Dengan bergabungnya pesawat Hercules C-130 A-1343 yang tiba di Yordania pada Kamis (28/8), Satgas Garuda Merah Putih II semakin siap menyalurkan bantuan bagi warga Gaza terdampak konflik. Hingga Jumat (29/8), total logistik yang sudah diterjunkan mencapai 91,4 ton atau setara 520 bundel, yang disalurkan secara bertahap melalui metode airdrop.
Dua pesawat C-130 J Super Hercules TNI AU, A-1339 dan A-1344, dalam dua hari terakhir berada dalam status siaga di pangkalan, siap melanjutkan misi begitu izin terbang diperoleh. Semangat dan dedikasi prajurit Satgas tetap terjaga, mencerminkan komitmen penuh Indonesia untuk membantu masyarakat Gaza.

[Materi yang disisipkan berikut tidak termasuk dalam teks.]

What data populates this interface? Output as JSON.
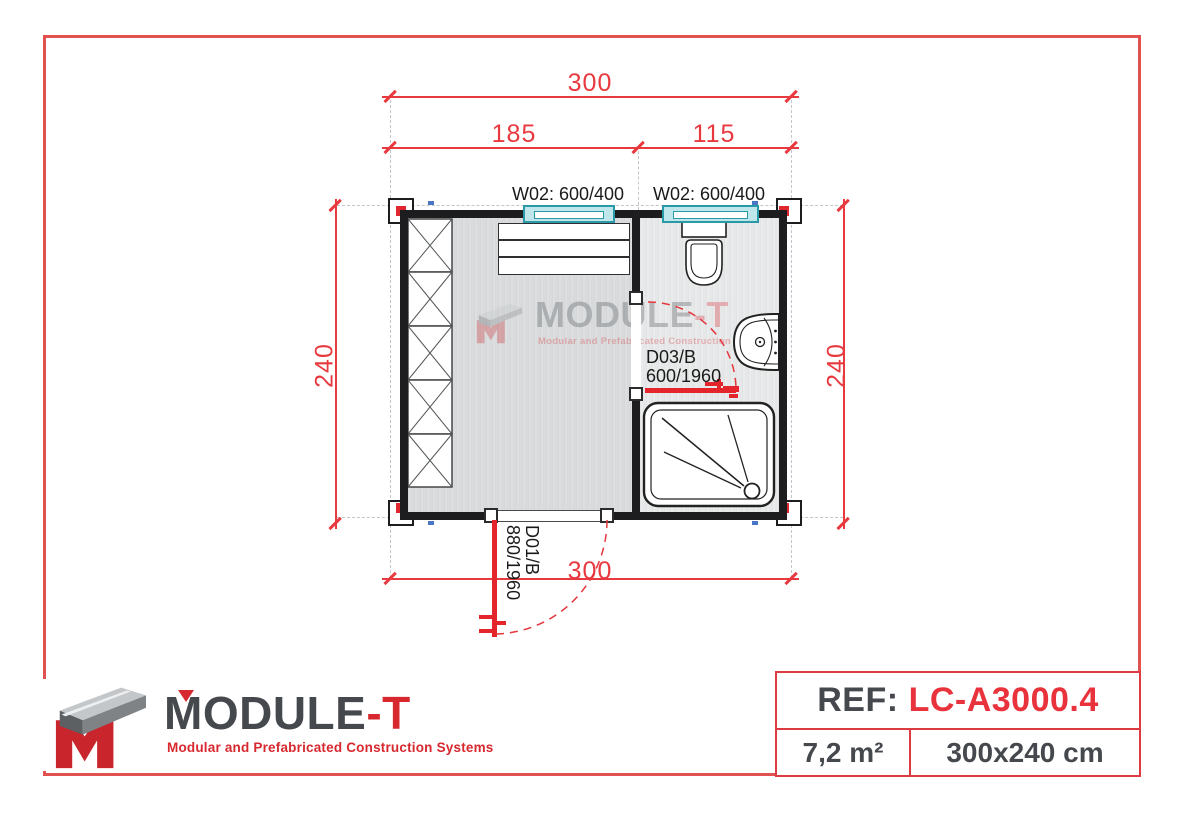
{
  "plan": {
    "dim_top_total": "300",
    "dim_top_left": "185",
    "dim_top_right": "115",
    "dim_left": "240",
    "dim_right": "240",
    "dim_bottom": "300",
    "window_left_label": "W02: 600/400",
    "window_right_label": "W02: 600/400",
    "door_bath_code": "D03/B",
    "door_bath_size": "600/1960",
    "door_entry_code": "D01/B",
    "door_entry_size": "880/1960"
  },
  "watermark": {
    "brand_main": "MODULE",
    "brand_suffix": "-T",
    "tagline": "Modular and Prefabricated Construction Systems"
  },
  "logo": {
    "brand_main": "MODULE",
    "brand_suffix": "-T",
    "tagline": "Modular and Prefabricated Construction Systems"
  },
  "ref_panel": {
    "ref_label": "REF:",
    "ref_value": "LC-A3000.4",
    "area": "7,2 m²",
    "dimensions": "300x240 cm"
  },
  "colors": {
    "frame_red": "#e0514f",
    "dimension_red": "#e8393f",
    "door_red": "#e4262c",
    "brand_red": "#d7282f",
    "ref_red": "#e8323c",
    "dark_text": "#45494d",
    "wall_black": "#1d1d1f",
    "window_cyan": "#bfe7eb"
  }
}
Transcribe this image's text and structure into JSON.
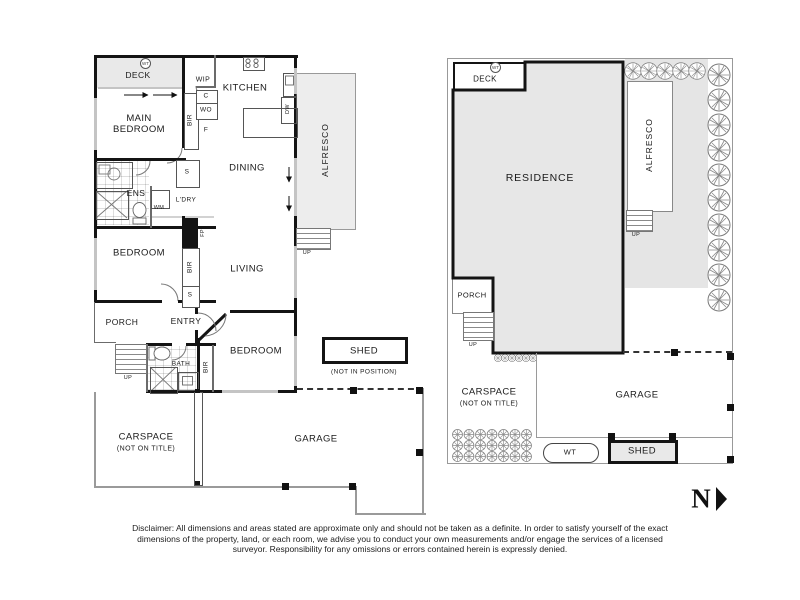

Ke depan, tiga pesawat Hercules akan melaksanakan ferry flight menuju Mesir pada 31 Agustus 2025. Konsolidasi dan koordinasi dengan Angkatan Udara Mesir dijadwalkan pada 1 September 2025, sebelum misi airdropping kembali dilakukan mulai 2 hingga 20 September 2025.
Panglima TNI menegaskan bahwa perpanjangan operasi ini serta hadirnya tambahan armada semakin memperkuat komitmen Indonesia dalam misi kemanusiaan internasional. Menurutnya, TNI hadir bukan hanya sebagai garda pertahanan, tetapi juga sebagai duta bangsa dalam diplomasi pertahanan dan solidaritas global.
Satgas Garuda Merah Putih II akan terus berupaya memberikan bantuan yang dibutuhkan bagi warga Gaza yang terdampak konflik, sejalan dengan semangat kemanusiaan yang dijunjung bangsa Indonesia.